Digital twin software provides a virtual representation or simulation of a physical asset and is used to monitor the asset's performance in real-time. These tools are used to simulate performance, predict potential maintenance needs, and ultimately optimize the asset for peak performance.

Example Vendors Include

Bosch

IBM

Microsoft

Siemens

9.      Cybersecurity Platform

Cybersecurity platforms should be able to prevent, detect, and respond to threats across an enterprise IT infrastructure (i.e., endpoints, networks, servers, or cloud-based workloads). In simple terms, a Data Security Platform (DSP) is a type of data security solution that aims to combine a suite of traditionally siloed security tools.
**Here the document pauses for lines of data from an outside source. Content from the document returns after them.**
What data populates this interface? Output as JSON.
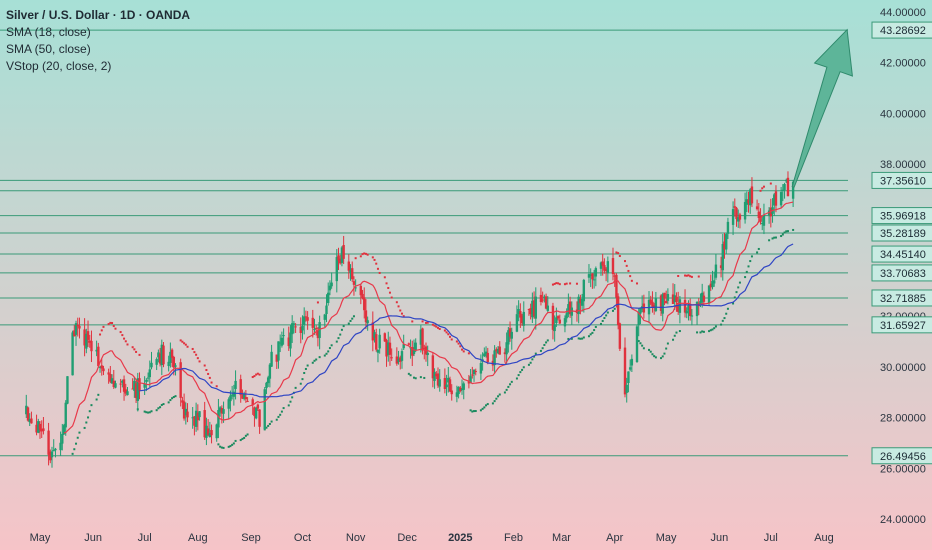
{
  "legend": {
    "title": "Silver / U.S. Dollar · 1D · OANDA",
    "indicators": [
      "SMA (18, close)",
      "SMA (50, close)",
      "VStop (20, close, 2)"
    ]
  },
  "colors": {
    "bg_top": "#a7e0d6",
    "bg_bottom": "#f6c4c8",
    "level_line": "#3a9a78",
    "level_box_fill": "#c8ebe2",
    "level_box_stroke": "#3a9a78",
    "candle_up": "#1f9e72",
    "candle_down": "#e0313d",
    "sma18": "#e8394a",
    "sma50": "#2f45c4",
    "vstop_up": "#1a8a5e",
    "vstop_down": "#e0313d",
    "arrow_fill": "#4fae8e"
  },
  "chart_data": {
    "type": "candlestick",
    "symbol": "XAGUSD",
    "ylim": [
      23.6,
      44.4
    ],
    "y_axis_ticks": [
      "44.00000",
      "42.00000",
      "40.00000",
      "38.00000",
      "32.00000",
      "30.00000",
      "28.00000",
      "26.00000",
      "24.00000"
    ],
    "x_axis_ticks": [
      "May",
      "Jun",
      "Jul",
      "Aug",
      "Sep",
      "Oct",
      "Nov",
      "Dec",
      "2025",
      "Feb",
      "Mar",
      "Apr",
      "May",
      "Jun",
      "Jul",
      "Aug"
    ],
    "horizontal_levels": [
      {
        "label": "43.28692",
        "value": 43.28692
      },
      {
        "label": "37.35610",
        "value": 37.3561
      },
      {
        "label": "35.96918",
        "value": 35.96918
      },
      {
        "label": "35.28189",
        "value": 35.28189
      },
      {
        "label": "34.45140",
        "value": 34.4514
      },
      {
        "label": "33.70683",
        "value": 33.70683
      },
      {
        "label": "32.71885",
        "value": 32.71885
      },
      {
        "label": "31.65927",
        "value": 31.65927
      },
      {
        "label": "26.49456",
        "value": 26.49456
      }
    ],
    "extra_levels": [
      36.95
    ],
    "price_path": [
      [
        "2024-04-22",
        28.2
      ],
      [
        "2024-04-30",
        27.6
      ],
      [
        "2024-05-07",
        26.6
      ],
      [
        "2024-05-14",
        27.2
      ],
      [
        "2024-05-20",
        31.5
      ],
      [
        "2024-05-28",
        31.2
      ],
      [
        "2024-06-04",
        30.2
      ],
      [
        "2024-06-10",
        29.6
      ],
      [
        "2024-06-17",
        29.3
      ],
      [
        "2024-06-24",
        29.0
      ],
      [
        "2024-07-01",
        29.5
      ],
      [
        "2024-07-10",
        30.5
      ],
      [
        "2024-07-17",
        30.4
      ],
      [
        "2024-07-24",
        28.3
      ],
      [
        "2024-08-01",
        28.0
      ],
      [
        "2024-08-07",
        27.4
      ],
      [
        "2024-08-14",
        28.4
      ],
      [
        "2024-08-21",
        29.3
      ],
      [
        "2024-08-28",
        29.0
      ],
      [
        "2024-09-06",
        28.0
      ],
      [
        "2024-09-13",
        30.3
      ],
      [
        "2024-09-20",
        31.0
      ],
      [
        "2024-09-27",
        31.5
      ],
      [
        "2024-10-04",
        31.8
      ],
      [
        "2024-10-11",
        31.4
      ],
      [
        "2024-10-18",
        33.5
      ],
      [
        "2024-10-22",
        34.5
      ],
      [
        "2024-10-29",
        33.9
      ],
      [
        "2024-11-05",
        32.6
      ],
      [
        "2024-11-11",
        31.0
      ],
      [
        "2024-11-18",
        30.8
      ],
      [
        "2024-11-25",
        30.4
      ],
      [
        "2024-12-02",
        30.6
      ],
      [
        "2024-12-09",
        31.2
      ],
      [
        "2024-12-16",
        29.8
      ],
      [
        "2024-12-23",
        29.4
      ],
      [
        "2024-12-31",
        29.1
      ],
      [
        "2025-01-07",
        29.7
      ],
      [
        "2025-01-14",
        30.1
      ],
      [
        "2025-01-21",
        30.5
      ],
      [
        "2025-01-28",
        30.9
      ],
      [
        "2025-02-04",
        32.0
      ],
      [
        "2025-02-11",
        32.3
      ],
      [
        "2025-02-18",
        32.6
      ],
      [
        "2025-02-25",
        31.5
      ],
      [
        "2025-03-04",
        32.0
      ],
      [
        "2025-03-11",
        32.6
      ],
      [
        "2025-03-18",
        33.7
      ],
      [
        "2025-03-25",
        34.0
      ],
      [
        "2025-04-01",
        33.8
      ],
      [
        "2025-04-04",
        30.5
      ],
      [
        "2025-04-07",
        29.0
      ],
      [
        "2025-04-14",
        31.7
      ],
      [
        "2025-04-21",
        32.6
      ],
      [
        "2025-04-28",
        32.5
      ],
      [
        "2025-05-05",
        32.7
      ],
      [
        "2025-05-12",
        32.2
      ],
      [
        "2025-05-19",
        32.6
      ],
      [
        "2025-05-26",
        32.9
      ],
      [
        "2025-06-02",
        34.2
      ],
      [
        "2025-06-06",
        35.7
      ],
      [
        "2025-06-13",
        36.2
      ],
      [
        "2025-06-17",
        36.9
      ],
      [
        "2025-06-24",
        36.0
      ],
      [
        "2025-06-30",
        36.2
      ],
      [
        "2025-07-07",
        36.8
      ],
      [
        "2025-07-14",
        37.3
      ]
    ],
    "projection_arrow": {
      "from": [
        "2025-07-14",
        37.1
      ],
      "to": [
        "2025-07-28",
        43.3
      ]
    }
  }
}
Most Data Security Platforms will combine functionality designed to locate and protect data on-premises and in the cloud.

Example Vendors Include

CrowdStrike

HP/Microfocus

IBM

 

10   Emerging Hybrid Platforms

Emerging Hybrid Platforms combine various siloed technologies into a more usable combination of functionalities. We are still in the emergent stage of the specialized and generalized digital business platforms.

Example Vendors Include

ABBYY                 Process and Content Intelligence

Parallel                   Collaboration and Process Improvement

VoiceBase              Analytics, Sentiment, and Voice Data

Wizly                     Corporate Performance and Data Science                      

 

Net; Net

Specialty DBPs started sprouting up around specific outcomes that organizations wanted early in their digital journeys. Vendors that chased these outcomes became popular, and some are even growing to all-inclusive DBPs while delivering impressive and focused benefits along the way. I expect this convergence for convenience to accelerate and continue before a consolidation that will likely be economically and advantage driven. Over time some of these specialty vendors will grow to compete with the all-inclusive DBPs and possibly collaborate with the all-inclusive DBPs.